Prisons are equally thorny. Trans women are often in danger in a men’s prison, this is true. It’s also true that allowing trans women into women’s prisons has not been seemless. Rapes, reports of sexual harassment, and even pregnancies have occurred. Female inmates are some of societies’ most vulnerable people, and they deserve protection. I think a case-by-case approach needs to be continued, considering different aspects such as the nature of the crime (violent or not) and how far the trans woman is in her transition. Should a sexual offender who came out as trans a week before incarciration be placed with female inmates? I don’t believe so. Should a non-violent offender who has had GRS and been on hormones for years be placed with male inmates? I don’t believe so.

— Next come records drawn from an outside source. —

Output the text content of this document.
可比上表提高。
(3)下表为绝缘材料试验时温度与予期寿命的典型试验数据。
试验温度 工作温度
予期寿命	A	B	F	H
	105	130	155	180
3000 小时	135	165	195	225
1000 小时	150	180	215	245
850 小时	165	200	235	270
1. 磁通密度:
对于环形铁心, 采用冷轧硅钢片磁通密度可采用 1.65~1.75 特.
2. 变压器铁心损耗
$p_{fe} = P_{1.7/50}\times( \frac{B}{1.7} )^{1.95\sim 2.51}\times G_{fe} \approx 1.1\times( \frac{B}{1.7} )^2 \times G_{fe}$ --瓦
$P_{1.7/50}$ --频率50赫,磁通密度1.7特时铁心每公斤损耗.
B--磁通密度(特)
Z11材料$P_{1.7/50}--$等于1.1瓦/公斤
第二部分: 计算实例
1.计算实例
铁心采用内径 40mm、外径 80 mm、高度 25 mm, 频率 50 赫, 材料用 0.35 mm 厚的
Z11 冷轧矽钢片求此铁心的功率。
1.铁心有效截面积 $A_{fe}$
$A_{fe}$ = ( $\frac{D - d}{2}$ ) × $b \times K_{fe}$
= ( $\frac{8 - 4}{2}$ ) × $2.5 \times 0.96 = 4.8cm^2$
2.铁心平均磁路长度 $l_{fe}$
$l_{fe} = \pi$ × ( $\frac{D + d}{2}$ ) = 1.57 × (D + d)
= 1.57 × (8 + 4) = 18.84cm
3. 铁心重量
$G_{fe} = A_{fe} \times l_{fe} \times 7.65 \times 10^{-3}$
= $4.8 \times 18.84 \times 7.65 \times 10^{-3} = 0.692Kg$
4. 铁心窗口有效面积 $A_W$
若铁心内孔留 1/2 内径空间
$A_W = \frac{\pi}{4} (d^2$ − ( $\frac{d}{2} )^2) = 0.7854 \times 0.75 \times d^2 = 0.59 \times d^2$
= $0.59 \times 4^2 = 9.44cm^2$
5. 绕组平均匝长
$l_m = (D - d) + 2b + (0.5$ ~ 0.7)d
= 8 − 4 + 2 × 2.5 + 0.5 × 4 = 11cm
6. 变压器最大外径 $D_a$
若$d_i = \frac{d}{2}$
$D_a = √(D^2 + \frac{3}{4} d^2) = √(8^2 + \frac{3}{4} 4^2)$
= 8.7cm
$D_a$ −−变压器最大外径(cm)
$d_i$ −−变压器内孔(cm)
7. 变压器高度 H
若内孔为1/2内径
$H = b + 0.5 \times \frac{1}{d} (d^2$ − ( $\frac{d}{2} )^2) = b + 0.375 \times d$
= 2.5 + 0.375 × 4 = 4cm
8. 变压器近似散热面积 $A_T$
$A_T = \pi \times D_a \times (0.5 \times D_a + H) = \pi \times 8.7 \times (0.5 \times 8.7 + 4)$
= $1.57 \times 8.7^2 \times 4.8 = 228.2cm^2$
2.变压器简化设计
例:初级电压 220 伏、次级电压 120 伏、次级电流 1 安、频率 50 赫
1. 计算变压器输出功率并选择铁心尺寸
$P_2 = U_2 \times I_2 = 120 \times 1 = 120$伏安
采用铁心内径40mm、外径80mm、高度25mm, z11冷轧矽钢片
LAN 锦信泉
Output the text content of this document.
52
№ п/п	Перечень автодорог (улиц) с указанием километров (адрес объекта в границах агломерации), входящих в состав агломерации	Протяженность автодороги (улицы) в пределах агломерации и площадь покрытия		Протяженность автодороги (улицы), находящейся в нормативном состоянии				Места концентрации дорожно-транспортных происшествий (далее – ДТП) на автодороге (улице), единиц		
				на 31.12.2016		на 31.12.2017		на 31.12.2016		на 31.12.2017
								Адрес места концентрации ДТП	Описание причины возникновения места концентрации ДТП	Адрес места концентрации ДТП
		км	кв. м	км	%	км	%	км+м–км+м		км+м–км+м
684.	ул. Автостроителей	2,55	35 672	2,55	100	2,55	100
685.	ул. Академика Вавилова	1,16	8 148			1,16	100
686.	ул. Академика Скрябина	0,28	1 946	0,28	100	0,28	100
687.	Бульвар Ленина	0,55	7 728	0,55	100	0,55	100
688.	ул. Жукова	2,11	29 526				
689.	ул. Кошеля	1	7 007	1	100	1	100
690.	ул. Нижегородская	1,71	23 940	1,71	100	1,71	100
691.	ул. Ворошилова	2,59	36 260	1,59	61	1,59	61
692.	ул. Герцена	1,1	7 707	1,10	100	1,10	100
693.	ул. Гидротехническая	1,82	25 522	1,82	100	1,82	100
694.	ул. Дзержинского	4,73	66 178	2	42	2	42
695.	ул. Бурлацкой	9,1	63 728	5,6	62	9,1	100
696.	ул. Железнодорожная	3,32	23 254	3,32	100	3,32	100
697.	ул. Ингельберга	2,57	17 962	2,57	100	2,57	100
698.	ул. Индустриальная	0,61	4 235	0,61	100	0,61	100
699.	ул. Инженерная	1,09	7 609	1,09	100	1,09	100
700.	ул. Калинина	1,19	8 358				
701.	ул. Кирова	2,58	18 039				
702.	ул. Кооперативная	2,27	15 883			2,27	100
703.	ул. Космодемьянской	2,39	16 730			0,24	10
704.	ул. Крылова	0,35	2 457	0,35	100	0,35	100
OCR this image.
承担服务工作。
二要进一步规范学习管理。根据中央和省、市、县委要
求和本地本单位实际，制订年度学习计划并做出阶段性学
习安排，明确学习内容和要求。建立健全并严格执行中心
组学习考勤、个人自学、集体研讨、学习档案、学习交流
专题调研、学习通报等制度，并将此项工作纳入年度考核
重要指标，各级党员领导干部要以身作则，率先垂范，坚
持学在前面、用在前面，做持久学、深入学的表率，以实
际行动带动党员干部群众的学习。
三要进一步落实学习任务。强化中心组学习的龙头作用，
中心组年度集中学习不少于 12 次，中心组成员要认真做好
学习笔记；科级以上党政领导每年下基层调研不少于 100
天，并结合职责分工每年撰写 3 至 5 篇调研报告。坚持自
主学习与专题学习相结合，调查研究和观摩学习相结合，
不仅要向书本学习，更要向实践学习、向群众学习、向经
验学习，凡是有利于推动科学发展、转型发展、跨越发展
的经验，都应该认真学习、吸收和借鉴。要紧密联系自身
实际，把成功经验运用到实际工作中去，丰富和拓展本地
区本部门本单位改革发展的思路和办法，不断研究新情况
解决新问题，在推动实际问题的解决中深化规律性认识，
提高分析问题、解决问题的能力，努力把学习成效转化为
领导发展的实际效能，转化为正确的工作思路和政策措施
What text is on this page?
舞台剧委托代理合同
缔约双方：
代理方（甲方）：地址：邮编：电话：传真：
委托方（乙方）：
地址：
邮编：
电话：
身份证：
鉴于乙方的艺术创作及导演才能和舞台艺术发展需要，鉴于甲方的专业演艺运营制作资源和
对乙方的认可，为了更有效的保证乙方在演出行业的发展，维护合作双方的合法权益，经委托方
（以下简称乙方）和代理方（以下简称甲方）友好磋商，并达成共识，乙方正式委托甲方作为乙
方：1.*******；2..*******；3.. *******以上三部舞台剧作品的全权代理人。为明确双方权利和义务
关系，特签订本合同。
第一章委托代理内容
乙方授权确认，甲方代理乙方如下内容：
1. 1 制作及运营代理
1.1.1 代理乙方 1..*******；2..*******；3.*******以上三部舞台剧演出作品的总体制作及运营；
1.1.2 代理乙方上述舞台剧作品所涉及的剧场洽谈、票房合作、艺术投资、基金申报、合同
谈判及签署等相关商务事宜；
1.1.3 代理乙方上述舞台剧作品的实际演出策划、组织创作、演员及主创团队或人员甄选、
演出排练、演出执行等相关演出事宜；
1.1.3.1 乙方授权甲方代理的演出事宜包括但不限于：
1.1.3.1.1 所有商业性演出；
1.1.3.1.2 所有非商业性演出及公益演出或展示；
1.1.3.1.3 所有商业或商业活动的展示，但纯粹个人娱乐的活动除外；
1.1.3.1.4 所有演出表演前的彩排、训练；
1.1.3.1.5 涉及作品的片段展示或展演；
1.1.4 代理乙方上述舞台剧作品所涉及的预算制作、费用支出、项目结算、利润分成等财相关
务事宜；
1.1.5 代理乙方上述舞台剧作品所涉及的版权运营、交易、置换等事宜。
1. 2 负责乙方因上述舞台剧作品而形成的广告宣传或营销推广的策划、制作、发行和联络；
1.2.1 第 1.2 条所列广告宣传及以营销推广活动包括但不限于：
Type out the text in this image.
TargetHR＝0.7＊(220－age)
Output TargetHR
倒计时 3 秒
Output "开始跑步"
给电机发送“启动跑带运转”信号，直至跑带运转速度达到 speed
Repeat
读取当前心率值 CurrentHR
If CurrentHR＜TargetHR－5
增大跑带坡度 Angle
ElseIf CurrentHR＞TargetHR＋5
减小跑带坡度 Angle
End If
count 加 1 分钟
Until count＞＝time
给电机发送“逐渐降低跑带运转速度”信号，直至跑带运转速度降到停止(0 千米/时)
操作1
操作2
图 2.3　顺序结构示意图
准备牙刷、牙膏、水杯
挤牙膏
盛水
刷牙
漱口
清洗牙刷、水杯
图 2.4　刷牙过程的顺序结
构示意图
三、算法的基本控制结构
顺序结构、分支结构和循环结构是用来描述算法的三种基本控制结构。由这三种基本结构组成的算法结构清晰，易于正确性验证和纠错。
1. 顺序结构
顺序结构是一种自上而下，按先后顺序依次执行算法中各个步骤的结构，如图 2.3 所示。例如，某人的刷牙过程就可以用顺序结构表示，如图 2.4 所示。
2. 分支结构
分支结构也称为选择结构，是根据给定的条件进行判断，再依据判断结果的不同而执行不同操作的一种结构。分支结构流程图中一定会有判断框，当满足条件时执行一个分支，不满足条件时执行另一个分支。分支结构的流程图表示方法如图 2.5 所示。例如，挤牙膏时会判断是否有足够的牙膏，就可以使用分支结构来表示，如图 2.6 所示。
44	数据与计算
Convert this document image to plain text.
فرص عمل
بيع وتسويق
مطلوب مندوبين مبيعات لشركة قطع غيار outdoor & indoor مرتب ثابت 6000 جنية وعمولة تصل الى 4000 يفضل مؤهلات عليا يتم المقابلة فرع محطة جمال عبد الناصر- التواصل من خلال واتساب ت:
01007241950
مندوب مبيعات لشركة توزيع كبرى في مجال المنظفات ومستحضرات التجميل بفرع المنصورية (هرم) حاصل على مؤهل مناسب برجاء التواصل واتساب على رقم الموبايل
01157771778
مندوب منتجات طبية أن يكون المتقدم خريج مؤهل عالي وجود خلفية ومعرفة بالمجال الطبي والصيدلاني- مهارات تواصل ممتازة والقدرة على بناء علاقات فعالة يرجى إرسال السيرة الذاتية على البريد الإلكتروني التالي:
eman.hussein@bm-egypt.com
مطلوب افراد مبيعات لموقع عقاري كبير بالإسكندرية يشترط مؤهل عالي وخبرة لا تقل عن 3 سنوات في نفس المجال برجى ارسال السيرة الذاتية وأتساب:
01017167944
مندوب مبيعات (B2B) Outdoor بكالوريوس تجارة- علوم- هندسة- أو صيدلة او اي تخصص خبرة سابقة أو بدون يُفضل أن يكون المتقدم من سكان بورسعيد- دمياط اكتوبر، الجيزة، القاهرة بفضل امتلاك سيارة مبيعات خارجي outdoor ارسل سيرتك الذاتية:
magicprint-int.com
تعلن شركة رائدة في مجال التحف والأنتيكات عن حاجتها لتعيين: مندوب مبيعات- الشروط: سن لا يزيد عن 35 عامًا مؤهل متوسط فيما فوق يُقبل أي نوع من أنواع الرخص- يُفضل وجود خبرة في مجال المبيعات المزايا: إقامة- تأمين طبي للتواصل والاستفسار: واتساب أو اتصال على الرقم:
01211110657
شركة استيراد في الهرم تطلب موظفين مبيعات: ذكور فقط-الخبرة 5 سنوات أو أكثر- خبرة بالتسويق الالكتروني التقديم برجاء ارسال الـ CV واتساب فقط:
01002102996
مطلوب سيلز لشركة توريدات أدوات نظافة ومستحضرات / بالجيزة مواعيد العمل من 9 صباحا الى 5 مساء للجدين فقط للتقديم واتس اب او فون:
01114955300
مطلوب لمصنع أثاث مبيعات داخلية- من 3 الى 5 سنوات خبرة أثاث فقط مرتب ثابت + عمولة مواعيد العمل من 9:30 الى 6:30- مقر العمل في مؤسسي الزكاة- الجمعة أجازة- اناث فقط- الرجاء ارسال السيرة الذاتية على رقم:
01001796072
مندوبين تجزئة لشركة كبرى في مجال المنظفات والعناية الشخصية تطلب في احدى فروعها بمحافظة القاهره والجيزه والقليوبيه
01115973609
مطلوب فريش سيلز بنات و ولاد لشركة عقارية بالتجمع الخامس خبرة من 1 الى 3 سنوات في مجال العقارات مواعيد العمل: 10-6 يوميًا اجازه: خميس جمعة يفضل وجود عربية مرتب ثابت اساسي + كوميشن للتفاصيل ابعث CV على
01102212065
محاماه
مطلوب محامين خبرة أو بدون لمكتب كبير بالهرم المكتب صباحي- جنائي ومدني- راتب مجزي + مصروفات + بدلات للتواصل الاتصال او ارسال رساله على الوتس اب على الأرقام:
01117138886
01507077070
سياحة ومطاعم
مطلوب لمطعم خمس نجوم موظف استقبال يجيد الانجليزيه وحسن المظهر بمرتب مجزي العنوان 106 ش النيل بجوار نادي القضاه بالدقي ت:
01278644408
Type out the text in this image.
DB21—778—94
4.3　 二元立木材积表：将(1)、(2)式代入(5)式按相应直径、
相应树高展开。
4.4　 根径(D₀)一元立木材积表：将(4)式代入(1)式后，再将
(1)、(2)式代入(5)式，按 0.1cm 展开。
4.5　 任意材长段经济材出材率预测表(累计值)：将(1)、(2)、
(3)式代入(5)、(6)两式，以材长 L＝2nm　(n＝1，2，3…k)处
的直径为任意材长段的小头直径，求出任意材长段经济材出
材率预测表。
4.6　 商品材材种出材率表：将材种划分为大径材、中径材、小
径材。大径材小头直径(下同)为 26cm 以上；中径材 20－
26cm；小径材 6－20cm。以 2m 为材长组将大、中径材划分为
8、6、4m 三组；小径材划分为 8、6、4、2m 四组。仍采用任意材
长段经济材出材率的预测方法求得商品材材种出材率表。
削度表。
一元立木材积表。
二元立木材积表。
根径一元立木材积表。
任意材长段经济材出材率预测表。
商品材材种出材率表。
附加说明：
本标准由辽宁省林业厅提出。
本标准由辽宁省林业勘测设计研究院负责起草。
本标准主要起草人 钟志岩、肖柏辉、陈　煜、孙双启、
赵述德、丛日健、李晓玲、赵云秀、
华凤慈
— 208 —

Of course, our society continually fails to protect the rights of inmates, and I don’t think we are likely to see a coherent, well-thought out solution any time soon.

A few extra notes on segregated spaces:

What about the trans menz? It’s true that neither side talks about trans men much. My answer for which spaces they should use is whichever ones they want. Maybe a less-passing trans man would be unsafe in a men’s space. Maybe a well-passing trans man would make some women feel uncomfortable. But mostly I think it is up to them to make that judgement call. If anything, trans men are a further argument for single-occupancy facilities.

Why are you all so obsessed with penises? There’s an infamous question being asked on Twitter regarding the right of trans women with penises to change in communal changing rooms with teenage girls present. This question, among other talking points, has caused the perception that GCs are obsessed with penises. The truth is, most women, in my experience, are very opposed to seeing male genitalia they haven’t specifically chosen to see. You can say that this is irrational or prudish, and to be honest, I can’t fully articulate the reasons behind it, but it’s simply reality as it stands that women and girls have strong objections to having to see a stranger’s penis. I do think most trans women are aware of this and by no means eager to upset people in changing rooms, but I see a fair amount of cis men trans activists showing insensitivity around this subject.

What about the gunz? Don’t send men with guns in to police your daughter’s school toilets. Don’t joke about sending men with guns in to police your daughter’s school toilets. That is idiotic and evil.

There’s much more to talk about: shortlists, data collection, dysphoria treatment for minors, sports, sexuality…but in the interest of not making this too long, I’ll finish here.

I will admit that I had my ears closed for a few years. It took awhile for me to realise that my conceptions of what being trans meant had changed. It took awhile for me to hear certain salient TRA arguments. When I talk to trans activists, I often (not always) feel they are similarly closed to what I’m saying. But I’d like to say that I think a way forward is possible and that our beliefs are not so very far apart. Neither TRAs nor GCs believe that your birth sex should determine your personality, your skills, your opportunities or your presentation. I don’t think that your beliefs on gender identity necessarily determine your policy views. I think we can find ways to make both natal women and trans women feel and be safe and accepted. But you have to want to prioritise that goal over winning an online argument.